Today, we see this prejudice weaponised by the media. When the former Auditor General was fired, newspapers pointedly labeled him a Fana Fana. Only last week, news peddled on Jollof News claimed the President was about to fire the current National Security Adviser, Mr. Jeng, whom they also maliciously labeled as Fana Fana. These are serious precedents that must be corrected by state agencies, particularly the National Centre for Arts and Culture. It is a bitter irony that the NCAC’s own Executive Director, Hassoum Ceesay, a brilliant curator often subjected to this label, holds the records that could debunk this myth.
By objectifying rural Wolof speakers as a separate tribe based solely on their accent, Jallow’s speech perpetuates the “othering” of a significant portion of the population. This is not a harmless slip of the tongue; it is a “deadly error” because it reinforces the idea that true “Wolofness” is a property of the city, while the rural reality is something alien or lesser. In the 21st century, the continued use of Fana Fana in official discourse is an anachronism that fuels division. For a senior police officer to use this term in a speech meant to discourage tribalism is a self-defeating irony. A public servant of such high stature, Jallow should be expected to have outgrown these discriminatory tropes.

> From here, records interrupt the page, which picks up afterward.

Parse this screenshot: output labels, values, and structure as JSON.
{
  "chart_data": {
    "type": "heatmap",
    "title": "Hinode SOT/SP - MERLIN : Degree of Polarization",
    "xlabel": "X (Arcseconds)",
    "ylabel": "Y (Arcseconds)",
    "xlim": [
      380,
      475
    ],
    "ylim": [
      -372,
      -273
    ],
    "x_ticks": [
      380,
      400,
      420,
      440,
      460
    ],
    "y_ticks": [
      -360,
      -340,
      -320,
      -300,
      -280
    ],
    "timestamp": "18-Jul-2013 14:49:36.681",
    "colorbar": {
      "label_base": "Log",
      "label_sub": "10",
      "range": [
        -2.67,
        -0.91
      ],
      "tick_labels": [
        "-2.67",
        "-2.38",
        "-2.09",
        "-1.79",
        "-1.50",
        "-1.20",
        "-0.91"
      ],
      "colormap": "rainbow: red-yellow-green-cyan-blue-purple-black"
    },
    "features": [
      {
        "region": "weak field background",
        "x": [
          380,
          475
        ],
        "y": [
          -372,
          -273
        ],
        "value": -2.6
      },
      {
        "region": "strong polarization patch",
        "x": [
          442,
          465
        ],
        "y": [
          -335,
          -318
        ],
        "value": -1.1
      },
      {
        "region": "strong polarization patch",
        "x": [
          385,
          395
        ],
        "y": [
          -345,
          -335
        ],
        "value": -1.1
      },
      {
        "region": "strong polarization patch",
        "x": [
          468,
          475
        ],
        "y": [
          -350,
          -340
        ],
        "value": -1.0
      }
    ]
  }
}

Any Gambian identified as Fana Fana has every right to feel insulted, as the term serves no purpose other than to strip them of their rightful ethnic heritage and replace it with a caricature. True national unity cannot be built on a foundation of historical ignorance, and it is high time that those in power stop using the language of the oppressor to lecture the youth on peace. To truly foster national unity, Gambian leaders must move beyond colonial tropes and recognise that linguistic diversity within an ethnic group does not constitute a separate tribe. It is time for scholars and the state to rise up against this objectification. The records must be corrected, and the dignity of the Wolof people must be restored.